5. The method of claim 3 further comprising using histology in the selection of the wavelength ranges of interest so as to provide best correlation with a specific disease.

6. The method of claim 1 further comprising using interleaved acquisition volumes to cover a targeted area of an organ, with analysis done at one or more regions of interest along the respective acquisition axes of the interleaved volumes to assess development of fibrotic disease in the organ.

7. The method of any one of claim 1, 2, 3 or 6 further comprising selecting the cross section of the acquisition volumes in the array taking into account the wavelength ranges of interest in the targeted disease.

8. The method of claim 1 further comprising generating and mapping at least one other marker from the MR echo data as part of assessing development of fibrotic structure within the organ.
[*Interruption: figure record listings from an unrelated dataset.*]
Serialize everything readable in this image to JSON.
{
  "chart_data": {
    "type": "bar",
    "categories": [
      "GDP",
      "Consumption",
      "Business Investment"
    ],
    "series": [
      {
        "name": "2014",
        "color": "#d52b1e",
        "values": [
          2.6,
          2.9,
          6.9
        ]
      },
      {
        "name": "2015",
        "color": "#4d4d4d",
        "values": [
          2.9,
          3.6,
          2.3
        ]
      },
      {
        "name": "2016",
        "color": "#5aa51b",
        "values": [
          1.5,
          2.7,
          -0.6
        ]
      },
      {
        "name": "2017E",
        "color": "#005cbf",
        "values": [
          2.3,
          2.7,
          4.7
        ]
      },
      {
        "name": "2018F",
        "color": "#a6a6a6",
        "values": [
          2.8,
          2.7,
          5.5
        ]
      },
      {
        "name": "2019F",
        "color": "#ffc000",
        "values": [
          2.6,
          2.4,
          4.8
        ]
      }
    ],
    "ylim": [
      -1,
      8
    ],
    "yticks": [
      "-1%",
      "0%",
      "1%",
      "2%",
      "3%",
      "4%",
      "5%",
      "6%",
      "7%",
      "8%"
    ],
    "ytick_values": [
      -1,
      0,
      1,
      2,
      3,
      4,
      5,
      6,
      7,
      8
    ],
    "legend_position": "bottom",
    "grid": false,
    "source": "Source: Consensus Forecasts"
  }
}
9. The method of claim 8 wherein the other marker is selected from the group consisting of markers derived using the data in the structural wavelength ranges of interest for disease progression; a) taking the ratio of the height of various peaks within the spectrum of textural wavelengths to yield a marker, b) taking the ratio of integrated intensities of various peaks, or of normalized intensities of these peaks, c) comparing features in individual structural wavelength ranges to each other or to some derived spectral feature, or d) using statistical transform methods to subtract noise from the data.

10. The method of any of claim 1, 2, 3, 5, 6 or 9 further comprising repeating the method for multiple regions of interest to evaluate the variation in fibrotic structure across a region of interest within the organ using the spatial variation in integrated intensity in particular wavelength ranges to assess uniformity of disease in the organ.
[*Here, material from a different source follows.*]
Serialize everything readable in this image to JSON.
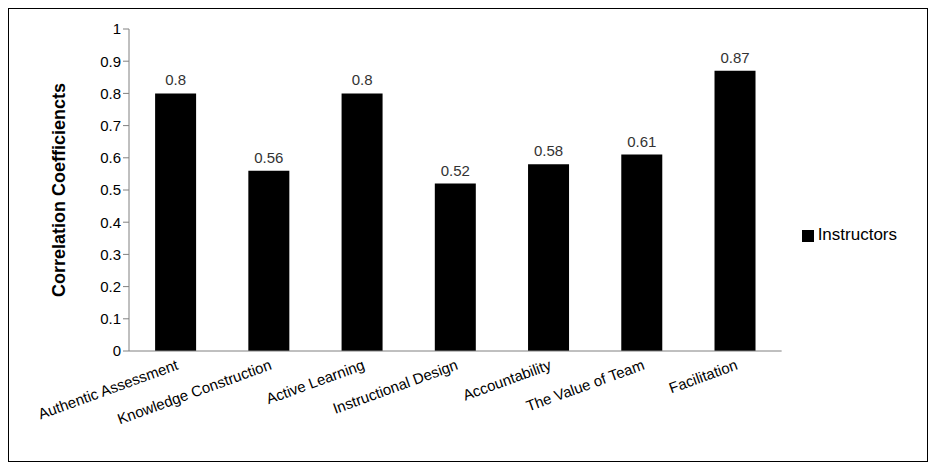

11. The method of claim 10 further comprising repeating the method for multiple regions of interest to map the variation in fibrotic structure across the multiple regions of interest in the organ.
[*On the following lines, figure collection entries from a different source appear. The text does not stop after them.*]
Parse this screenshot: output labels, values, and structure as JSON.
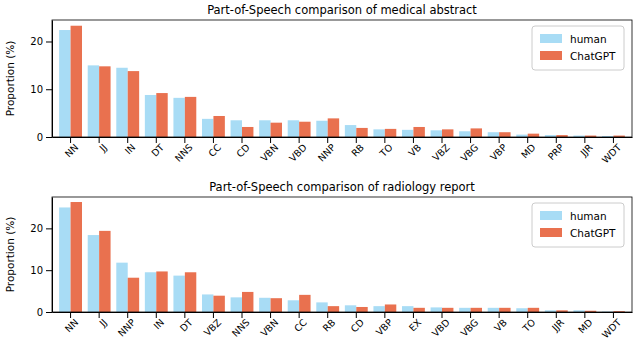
{
  "chart_data": [
    {
      "type": "bar",
      "title": "Part-of-Speech comparison of medical abstract",
      "y_label": "Proportion (%)",
      "categories": [
        "NN",
        "JJ",
        "IN",
        "DT",
        "NNS",
        "CC",
        "CD",
        "VBN",
        "VBD",
        "NNP",
        "RB",
        "TO",
        "VB",
        "VBZ",
        "VBG",
        "VBP",
        "MD",
        "PRP",
        "JJR",
        "WDT"
      ],
      "series": [
        {
          "name": "human",
          "color": "#a8dcf5",
          "values": [
            22.4,
            15.0,
            14.5,
            8.8,
            8.2,
            3.8,
            3.5,
            3.5,
            3.5,
            3.4,
            2.5,
            1.6,
            1.5,
            1.4,
            1.2,
            1.0,
            0.5,
            0.4,
            0.3,
            0.2
          ]
        },
        {
          "name": "ChatGPT",
          "color": "#e9714f",
          "values": [
            23.3,
            14.8,
            13.8,
            9.2,
            8.4,
            4.4,
            2.1,
            3.0,
            3.2,
            3.9,
            1.9,
            1.7,
            2.1,
            1.6,
            1.8,
            1.0,
            0.7,
            0.4,
            0.3,
            0.3
          ]
        }
      ],
      "ylim": [
        0,
        24.5
      ],
      "yticks": [
        0,
        10,
        20
      ],
      "legend": "upper right",
      "grid": false
    },
    {
      "type": "bar",
      "title": "Part-of-Speech comparison of radiology report",
      "y_label": "Proportion (%)",
      "categories": [
        "NN",
        "JJ",
        "NNP",
        "IN",
        "DT",
        "VBZ",
        "NNS",
        "VBN",
        "CC",
        "RB",
        "CD",
        "VBP",
        "EX",
        "VBD",
        "VBG",
        "VB",
        "TO",
        "JJR",
        "MD",
        "WDT"
      ],
      "series": [
        {
          "name": "human",
          "color": "#a8dcf5",
          "values": [
            25.0,
            18.4,
            11.8,
            9.5,
            8.7,
            4.2,
            3.5,
            3.4,
            2.8,
            2.3,
            1.6,
            1.4,
            1.4,
            1.1,
            1.0,
            1.0,
            0.9,
            0.4,
            0.4,
            0.1
          ]
        },
        {
          "name": "ChatGPT",
          "color": "#e9714f",
          "values": [
            26.3,
            19.4,
            8.2,
            9.7,
            9.5,
            3.9,
            4.8,
            3.3,
            4.1,
            1.4,
            1.2,
            1.8,
            1.0,
            1.0,
            1.0,
            1.0,
            1.0,
            0.4,
            0.3,
            0.2
          ]
        }
      ],
      "ylim": [
        0,
        27.5
      ],
      "yticks": [
        0,
        10,
        20
      ],
      "legend": "upper right",
      "grid": false
    }
  ]
}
12. The method of any one of claim 1, 2, 3, 6, or 11 further comprising repeating MR scans over the course of disease development or treatment for assessment of response to therapy.

13. The method of claim 12 further comprising using segmentation to eliminate the portions of the interleaved array that fall outside the organ of interest.

14. The method of claim 1 further comprising using an endogenous MR contrast or administration of an exogenous MR contrast agent to the patient.

15. The method of claim 14 further comprising repeating the method at various times following administrating the exogenous MR contrast agent to follow the course of uptake and elimination of contrast agent.

16. The method of claim 15 wherein the method is repeated to distinguish fibrotic structure from vasculature to identify wavelength ranges that are represented most strongly in fibrotic structure development from vasculature and to allow for correction of the spatially-encoded MR echoes by subtraction of spatially-encoded MR echoes due to vasculature.

17. The method of claim 1 further comprising using segmentation to eliminate the portions of the interleaved array that fall outside the organ of interest.

18. The method of claim 1 comprising using the method for assessing development of fibrotic structure of liver, lung, myocardiac fibrosis, muscle fibrosis, cystic fibrosis, pancreatic fibrosis.

19. The method of claim 1 comprising practicing the method on multiple sets of interleaved or single internal volumes to determine variation in fibrotic structure at multiple different planes in an organ.

20. The method of any one of claim 1, 2, 3, 6, 14, 15 or 19 wherein the method is repeated for regions of interest across an organ, and assessing the disease stage type.

21. The method of claim 1 further comprising using alternate markers derived from defined structural wavelength ranges that are particular to a disease process, mapped as color, hue, numerical value, or other metric indicating the magnitude of the marker, such as density of an icon.

22. The method of claim 1 further comprising normalizing the echo signals to correct for differences in signal intensity, thereby allowing comparisons of the assessment between patients.